Brightline was really not built for you and me. Brightline was built on the concept of moving 10 to 15 million people a year from the Port of Miami to Disney World and vice versa.
I’ve ridden Brightline to Fort Lauderdale and back. It’s really nice, very convenient. It will cost $40 a day round-trip between West Palm Beach and Miami. So it’s not a commuter train. You’re not going to spend $200 a week commuting. If I’m a high-powered businessman who needs to get to a meeting, I may look at it as a connectivity point, but if I’m a powerful businessman who’s going to employ a lot of people, I’m not going to think it’s going to move my employees around because it’s just not built for that. Brightline will be a nice little extra shiny button we have, but I don’t think it’s going to have a major impact on our markets.
Some buildings will tout their convenience to Brightline. Office buildings built near the stations will have the advantage for high-powered attorneys who want to move between their offices, but I don’t think it will be a primary factor why somebody locates to an office.
What are your biggest concerns for the commercial real estate industry?
I’m sensing a slowdown in the expansion we experienced from 2015, ’16 and ‘17. I pulled some CoStar numbers up last week, and I noticed we’ve had negative absorption for the fourth quarter and the first quarter in both Broward and Palm Beach County. I didn’t look at Miami-Dade.
I also noticed the amount of sublease space expanded by about 20 percent in both counties, to the point where there’s three-quarters of a million square feet more available without new construction. Because that data came to me a week ago, I haven’t had chance to figure out why. I think that there may have been an over-exuberance in the expansion.
Getting back to the office vacancy rate, I’ve seen a lot of cycles and a lot of inflection points in the market. When you’re down to 9-, 8-percent vacancy, you have a lot of spaces that don’t work for people. You don’t have a 50,000-square-foot block here or a 10,000-square-foot block there. You may have 1,200 square feet here and 9,000 square feet there. So the choices get very limited, and rents start to escalate rapidly.

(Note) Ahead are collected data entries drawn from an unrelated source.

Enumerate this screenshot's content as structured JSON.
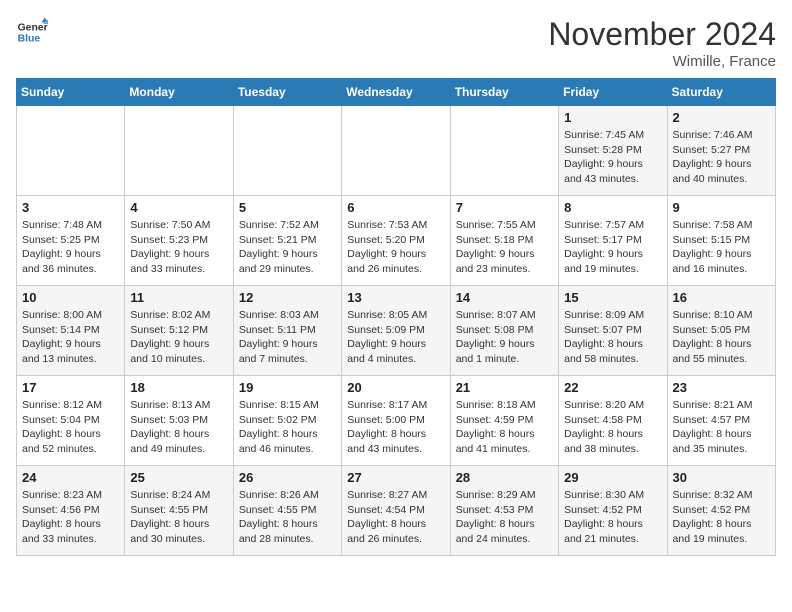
{
  "header": {
    "logo_line1": "General",
    "logo_line2": "Blue",
    "month": "November 2024",
    "location": "Wimille, France"
  },
  "days_of_week": [
    "Sunday",
    "Monday",
    "Tuesday",
    "Wednesday",
    "Thursday",
    "Friday",
    "Saturday"
  ],
  "weeks": [
    [
      {
        "day": "",
        "info": ""
      },
      {
        "day": "",
        "info": ""
      },
      {
        "day": "",
        "info": ""
      },
      {
        "day": "",
        "info": ""
      },
      {
        "day": "",
        "info": ""
      },
      {
        "day": "1",
        "info": "Sunrise: 7:45 AM\nSunset: 5:28 PM\nDaylight: 9 hours and 43 minutes."
      },
      {
        "day": "2",
        "info": "Sunrise: 7:46 AM\nSunset: 5:27 PM\nDaylight: 9 hours and 40 minutes."
      }
    ],
    [
      {
        "day": "3",
        "info": "Sunrise: 7:48 AM\nSunset: 5:25 PM\nDaylight: 9 hours and 36 minutes."
      },
      {
        "day": "4",
        "info": "Sunrise: 7:50 AM\nSunset: 5:23 PM\nDaylight: 9 hours and 33 minutes."
      },
      {
        "day": "5",
        "info": "Sunrise: 7:52 AM\nSunset: 5:21 PM\nDaylight: 9 hours and 29 minutes."
      },
      {
        "day": "6",
        "info": "Sunrise: 7:53 AM\nSunset: 5:20 PM\nDaylight: 9 hours and 26 minutes."
      },
      {
        "day": "7",
        "info": "Sunrise: 7:55 AM\nSunset: 5:18 PM\nDaylight: 9 hours and 23 minutes."
      },
      {
        "day": "8",
        "info": "Sunrise: 7:57 AM\nSunset: 5:17 PM\nDaylight: 9 hours and 19 minutes."
      },
      {
        "day": "9",
        "info": "Sunrise: 7:58 AM\nSunset: 5:15 PM\nDaylight: 9 hours and 16 minutes."
      }
    ],
    [
      {
        "day": "10",
        "info": "Sunrise: 8:00 AM\nSunset: 5:14 PM\nDaylight: 9 hours and 13 minutes."
      },
      {
        "day": "11",
        "info": "Sunrise: 8:02 AM\nSunset: 5:12 PM\nDaylight: 9 hours and 10 minutes."
      },
      {
        "day": "12",
        "info": "Sunrise: 8:03 AM\nSunset: 5:11 PM\nDaylight: 9 hours and 7 minutes."
      },
      {
        "day": "13",
        "info": "Sunrise: 8:05 AM\nSunset: 5:09 PM\nDaylight: 9 hours and 4 minutes."
      },
      {
        "day": "14",
        "info": "Sunrise: 8:07 AM\nSunset: 5:08 PM\nDaylight: 9 hours and 1 minute."
      },
      {
        "day": "15",
        "info": "Sunrise: 8:09 AM\nSunset: 5:07 PM\nDaylight: 8 hours and 58 minutes."
      },
      {
        "day": "16",
        "info": "Sunrise: 8:10 AM\nSunset: 5:05 PM\nDaylight: 8 hours and 55 minutes."
      }
    ],
    [
      {
        "day": "17",
        "info": "Sunrise: 8:12 AM\nSunset: 5:04 PM\nDaylight: 8 hours and 52 minutes."
      },
      {
        "day": "18",
        "info": "Sunrise: 8:13 AM\nSunset: 5:03 PM\nDaylight: 8 hours and 49 minutes."
      },
      {
        "day": "19",
        "info": "Sunrise: 8:15 AM\nSunset: 5:02 PM\nDaylight: 8 hours and 46 minutes."
      },
      {
        "day": "20",
        "info": "Sunrise: 8:17 AM\nSunset: 5:00 PM\nDaylight: 8 hours and 43 minutes."
      },
      {
        "day": "21",
        "info": "Sunrise: 8:18 AM\nSunset: 4:59 PM\nDaylight: 8 hours and 41 minutes."
      },
      {
        "day": "22",
        "info": "Sunrise: 8:20 AM\nSunset: 4:58 PM\nDaylight: 8 hours and 38 minutes."
      },
      {
        "day": "23",
        "info": "Sunrise: 8:21 AM\nSunset: 4:57 PM\nDaylight: 8 hours and 35 minutes."
      }
    ],
    [
      {
        "day": "24",
        "info": "Sunrise: 8:23 AM\nSunset: 4:56 PM\nDaylight: 8 hours and 33 minutes."
      },
      {
        "day": "25",
        "info": "Sunrise: 8:24 AM\nSunset: 4:55 PM\nDaylight: 8 hours and 30 minutes."
      },
      {
        "day": "26",
        "info": "Sunrise: 8:26 AM\nSunset: 4:55 PM\nDaylight: 8 hours and 28 minutes."
      },
      {
        "day": "27",
        "info": "Sunrise: 8:27 AM\nSunset: 4:54 PM\nDaylight: 8 hours and 26 minutes."
      },
      {
        "day": "28",
        "info": "Sunrise: 8:29 AM\nSunset: 4:53 PM\nDaylight: 8 hours and 24 minutes."
      },
      {
        "day": "29",
        "info": "Sunrise: 8:30 AM\nSunset: 4:52 PM\nDaylight: 8 hours and 21 minutes."
      },
      {
        "day": "30",
        "info": "Sunrise: 8:32 AM\nSunset: 4:52 PM\nDaylight: 8 hours and 19 minutes."
      }
    ]
  ]
}
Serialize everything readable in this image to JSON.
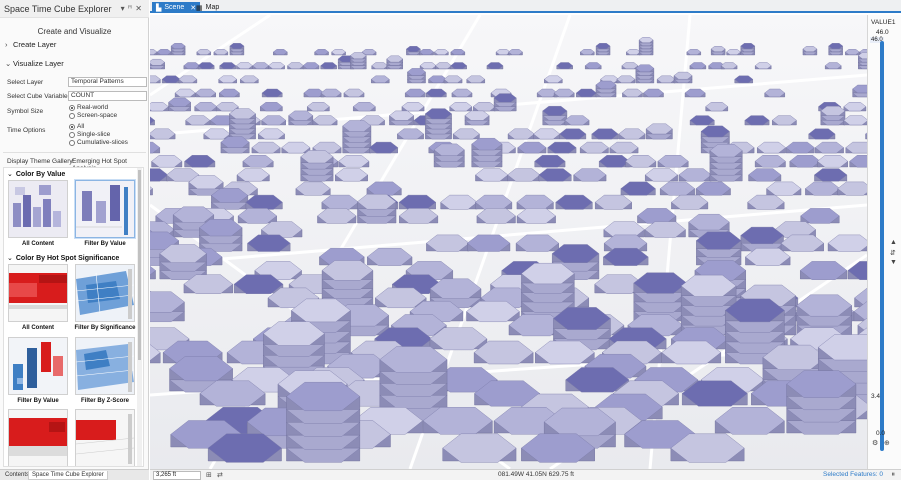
{
  "pane": {
    "title": "Space Time Cube Explorer",
    "subtitle": "Create and Visualize",
    "create_layer": "Create Layer",
    "visualize_layer": "Visualize Layer",
    "select_layer_label": "Select Layer",
    "select_layer_value": "Temporal Patterns",
    "cube_variable_label": "Select Cube Variable",
    "cube_variable_value": "COUNT",
    "symbol_size_label": "Symbol Size",
    "symbol_size_options": [
      "Real-world",
      "Screen-space"
    ],
    "time_options_label": "Time Options",
    "time_options": [
      "All",
      "Single-slice",
      "Cumulative-slices"
    ],
    "gallery_label": "Display Theme Gallery:",
    "gallery_value": "Emerging Hot Spot Analysis",
    "groups": [
      {
        "title": "Color By Value",
        "items": [
          "All Content",
          "Filter By Value"
        ]
      },
      {
        "title": "Color By Hot Spot Significance",
        "items": [
          "All Content",
          "Filter By Significance",
          "Filter By Value",
          "Filter By Z-Score"
        ]
      }
    ],
    "tabs": [
      "Contents",
      "Space Time Cube Explorer"
    ]
  },
  "view_tabs": [
    "Scene",
    "Map"
  ],
  "legend": {
    "title": "VALUE1",
    "max": "46.0",
    "current": "46.0",
    "low": "3.4",
    "min": "0.0"
  },
  "status": {
    "scale": "3,265 ft",
    "coords": "081.49W 41.05N  629.75 ft",
    "selected": "Selected Features: 0"
  },
  "colors": {
    "accent": "#2d7bc8",
    "hex_light": "#c5c5e0",
    "hex_mid": "#9d9dce",
    "hex_dark": "#6d6db0",
    "hot": "#d81c1c",
    "cold": "#3f7fc4"
  }
}
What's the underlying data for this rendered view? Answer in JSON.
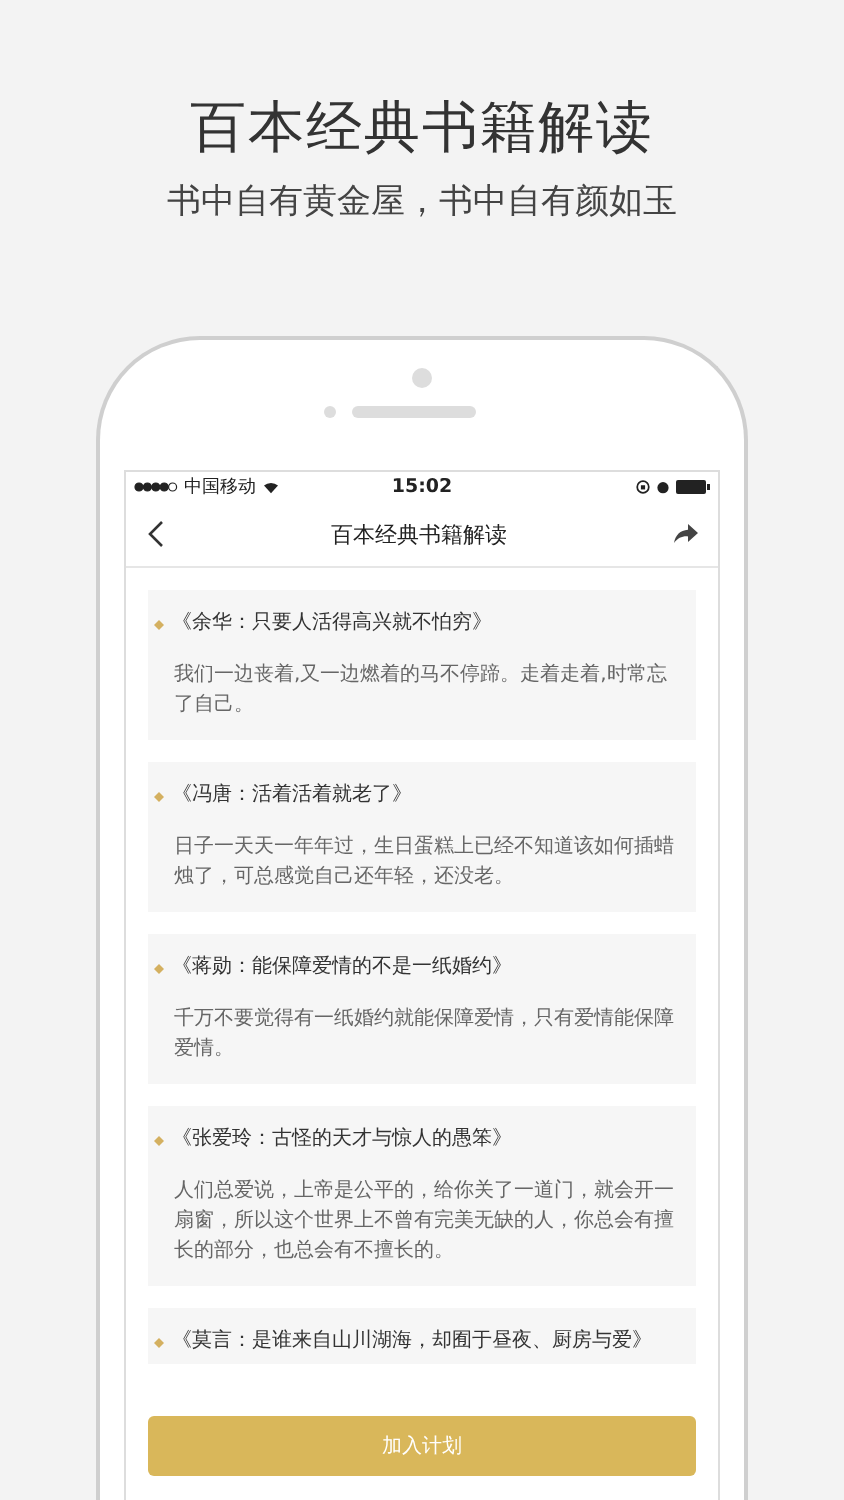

We probably can’t live with a sustained single-digit vacancy factor in South Florida. Banks and economists would love it, but the truth of the matter is, it constrains our growth. And we are a growth state. There is a pressure that comes with a very low vacancy rate. Because we started this conversation with the imbalance that our rents are not ready to justify new construction, I’ll finish by saying we could stymie growth for a while until the economics of office rents and construction become more in line.